Durante il funerale di una giovane ragazza, quattro uomini non riescono a sollevare la bara, e poi la madre della ragazza chiede con fermezza di aprire la bara

Durante il funerale di una giovane donna, quattro uomini non riuscirono a sollevare la bara, e allora la madre addolorata chiese che fosse aperta.
L’atmosfera era pesante: nuvole basse, aria umida, un vento inquieto che agitava gli alberi del cimitero. Inizialmente, nulla sembrava insolito, solo un altro triste addio—finché non servirono otto uomini per sollevare il feretro.
Era un’opera elegante: legno scuro lucidato, superficie levigata, grandi maniglie metalliche. Dentro giaceva una ragazza. La sua morte improvvisa aveva sconvolto chi la conosceva: bellissima, intelligente, dolce.
Aveva solo ventidue anni. Il certificato parlava di un incidente. Ma circolavano voci. Alcuni dicevano di averla vista piangere il giorno prima, altri mormoravano che aveva minacciato qualcuno. Nessuno sapeva la verità. La famiglia insistette per una sepoltura rapida.
Quando arrivò il momento di calare la bara, i portantini afferrarono le maniglie. Imprevisto…
“Uno, due, tre!” ordinò uno di loro.
La bara non si mosse.
“Di nuovo! Uno, due, tre!”
Si sforzarono, ansimarono, spinsero con tutta la forza—ma rimase immobile. Sembrava piena di mattoni.
“Ma che diavolo…?” borbottò un portantino, asciugandosi la fronte. “Sembra ci siano tre cadaveri dentro!”

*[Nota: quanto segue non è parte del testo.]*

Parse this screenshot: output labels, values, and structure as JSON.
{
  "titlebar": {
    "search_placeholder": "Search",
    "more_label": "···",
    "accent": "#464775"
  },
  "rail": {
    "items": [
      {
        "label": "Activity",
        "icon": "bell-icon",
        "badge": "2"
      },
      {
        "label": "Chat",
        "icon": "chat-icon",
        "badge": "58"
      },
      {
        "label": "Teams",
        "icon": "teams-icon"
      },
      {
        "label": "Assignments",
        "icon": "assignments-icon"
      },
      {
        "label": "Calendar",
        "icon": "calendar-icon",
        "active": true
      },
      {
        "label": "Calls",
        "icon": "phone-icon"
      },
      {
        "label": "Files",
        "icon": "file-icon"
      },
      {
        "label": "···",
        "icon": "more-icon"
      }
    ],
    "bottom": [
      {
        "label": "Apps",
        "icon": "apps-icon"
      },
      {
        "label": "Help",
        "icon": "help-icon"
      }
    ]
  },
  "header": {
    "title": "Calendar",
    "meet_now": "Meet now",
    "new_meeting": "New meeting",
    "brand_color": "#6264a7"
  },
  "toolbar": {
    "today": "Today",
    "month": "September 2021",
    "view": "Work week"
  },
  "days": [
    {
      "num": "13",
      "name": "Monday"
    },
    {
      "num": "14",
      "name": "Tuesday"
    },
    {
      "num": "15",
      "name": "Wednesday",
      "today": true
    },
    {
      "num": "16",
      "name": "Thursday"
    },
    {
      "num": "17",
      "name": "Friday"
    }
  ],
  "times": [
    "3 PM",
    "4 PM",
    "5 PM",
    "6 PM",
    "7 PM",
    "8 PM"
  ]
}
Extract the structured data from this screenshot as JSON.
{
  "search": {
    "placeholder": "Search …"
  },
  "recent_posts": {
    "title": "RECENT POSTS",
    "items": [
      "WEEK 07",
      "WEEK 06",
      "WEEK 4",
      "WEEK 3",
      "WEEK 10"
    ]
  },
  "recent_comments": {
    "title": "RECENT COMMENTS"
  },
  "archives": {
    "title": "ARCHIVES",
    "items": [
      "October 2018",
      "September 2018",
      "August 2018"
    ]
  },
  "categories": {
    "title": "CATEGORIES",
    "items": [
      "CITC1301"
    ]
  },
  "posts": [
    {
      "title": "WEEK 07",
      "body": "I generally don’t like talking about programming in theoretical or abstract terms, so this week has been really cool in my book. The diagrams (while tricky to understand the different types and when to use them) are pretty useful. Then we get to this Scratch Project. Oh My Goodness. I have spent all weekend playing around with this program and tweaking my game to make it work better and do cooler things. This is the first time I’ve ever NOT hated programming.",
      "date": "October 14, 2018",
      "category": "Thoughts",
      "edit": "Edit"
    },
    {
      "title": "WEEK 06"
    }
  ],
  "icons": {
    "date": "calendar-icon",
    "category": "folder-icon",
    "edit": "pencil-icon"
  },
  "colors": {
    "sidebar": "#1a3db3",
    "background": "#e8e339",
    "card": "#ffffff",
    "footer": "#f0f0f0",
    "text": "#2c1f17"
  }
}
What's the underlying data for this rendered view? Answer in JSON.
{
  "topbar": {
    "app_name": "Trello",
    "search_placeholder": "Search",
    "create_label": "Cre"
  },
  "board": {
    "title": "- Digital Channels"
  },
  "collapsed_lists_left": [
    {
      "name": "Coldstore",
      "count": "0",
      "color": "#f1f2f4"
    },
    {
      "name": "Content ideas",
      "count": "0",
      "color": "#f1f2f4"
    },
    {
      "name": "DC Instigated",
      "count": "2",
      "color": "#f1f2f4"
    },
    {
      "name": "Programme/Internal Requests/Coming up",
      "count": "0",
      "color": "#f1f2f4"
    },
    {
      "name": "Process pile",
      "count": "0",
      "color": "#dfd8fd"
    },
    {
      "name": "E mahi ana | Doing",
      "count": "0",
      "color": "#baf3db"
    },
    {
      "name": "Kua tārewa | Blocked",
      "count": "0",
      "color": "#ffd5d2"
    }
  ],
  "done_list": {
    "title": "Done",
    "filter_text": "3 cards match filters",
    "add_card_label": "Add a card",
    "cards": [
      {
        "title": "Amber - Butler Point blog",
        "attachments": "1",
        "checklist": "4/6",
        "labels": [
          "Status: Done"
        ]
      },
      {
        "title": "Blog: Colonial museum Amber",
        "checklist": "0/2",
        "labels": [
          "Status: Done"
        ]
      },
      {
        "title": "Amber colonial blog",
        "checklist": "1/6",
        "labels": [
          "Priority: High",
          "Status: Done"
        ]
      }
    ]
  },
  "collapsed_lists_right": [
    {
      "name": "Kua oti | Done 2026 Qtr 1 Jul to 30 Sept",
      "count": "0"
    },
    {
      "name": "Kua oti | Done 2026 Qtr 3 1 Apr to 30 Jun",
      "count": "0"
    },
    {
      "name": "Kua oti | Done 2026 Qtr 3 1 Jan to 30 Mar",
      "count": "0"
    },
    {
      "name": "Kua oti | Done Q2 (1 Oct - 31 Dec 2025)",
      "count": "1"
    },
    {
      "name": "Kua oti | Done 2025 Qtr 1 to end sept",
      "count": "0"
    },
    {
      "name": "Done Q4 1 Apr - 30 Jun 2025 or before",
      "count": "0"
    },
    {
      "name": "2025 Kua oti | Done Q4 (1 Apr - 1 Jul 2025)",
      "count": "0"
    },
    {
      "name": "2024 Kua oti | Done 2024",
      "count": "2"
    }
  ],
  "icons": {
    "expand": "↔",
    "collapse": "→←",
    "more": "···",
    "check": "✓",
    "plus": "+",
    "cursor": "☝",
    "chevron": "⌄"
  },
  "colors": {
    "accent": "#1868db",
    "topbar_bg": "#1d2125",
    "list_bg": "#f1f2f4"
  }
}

Si scambiarono sguardi nervosi. Un silenzio pesante scese. Tra i presenti, sussurri:
– C’è qualcosa che non va…
– È mai successo prima?
– Mai.
Un becchino parlò a bassa voce:
– Ho trasportato infinite bare, anche di uomini robusti. Questo peso non ha senso.
In quel momento, la madre della ragazza, vestita di nero, il volto segnato dal dolore, fece un passo avanti. Fissò la bara.
“Apritela,” chiese con fermezza.
“È sicura?” esitò il direttore.
– Ho detto di aprirla.
Il personale si guardò, poi obbedì. Allentarono le viti e sollevarono il coperchio.
Quello che trovarono lasciò tutti paralizzati dallo shock.
La ragazza riposava serena in un vestito chiaro, fiori tra le mani. Il viso sembrava tranquillo. Tutto appariva normale—ma i lati della bara erano insolitamente alti. Sotto il rivestimento, una piattaforma nascosta. Un uomo la sollevò con cautela.
Immediatamente, tutti indietreggiarono.
Avvolto in plastica, giaceva un secondo cadavere: un uomo sulla cinquantina, con un tatuaggio sul collo, già in decomposizione. Un odore chimico si diffuse.
Un addetto barcollò:
– Dio santo… un altro corpo!
“Questo… non è un semplice nascondiglio. È un crimine,” qualcuno esclamò.
La madre abbassò lo sguardo.
– Non lo conosco. Non dovrebbe essere lì.
I becchini impallidirono.
– Impossibile. L’abbiamo ricevuta sigillata. Tutto era chiuso…
“Chi ha organizzato la consegna?” chiese un uomo.
– Un’azienda privata. Tramite un intermediario. Ordine online. Solo contanti.
Silenzio.
Qualcuno prese il telefono per chiamare la polizia.
Più tardi, in centrale, emerse: il cadavere era un contabile di un’impresa edile scomparso giorni prima.
L’azienda era accusata di frode, riciclaggio e contratti falsi. Si diceva che avesse raccolto prove per i pubblici ministeri—poi svanito.
Le indagini rivelarono che l’impresa funebre era falsa, creata con documenti rubati, e aveva ricevuto una richiesta di “trasporto sigillato”.
Il funerale della ragazza era autentico. Ma sotto il suo corpo, avevano nascosto un uomo che avrebbe potuto testimoniare.
Un indizio restava: un’impronta di guanto sulla plastica che avvolgeva il cadavere. Bastò per aprire il caso.
La madre giurò fino alla fine di non sapere nulla. E sembrava sincera—il suo dolore l’aveva distrutta.
Ma qualcuno approfittò di quel lutto, di quel caos, e decise che il posto più sicuro per nascondere un testimone era sotto la tomba di un altro.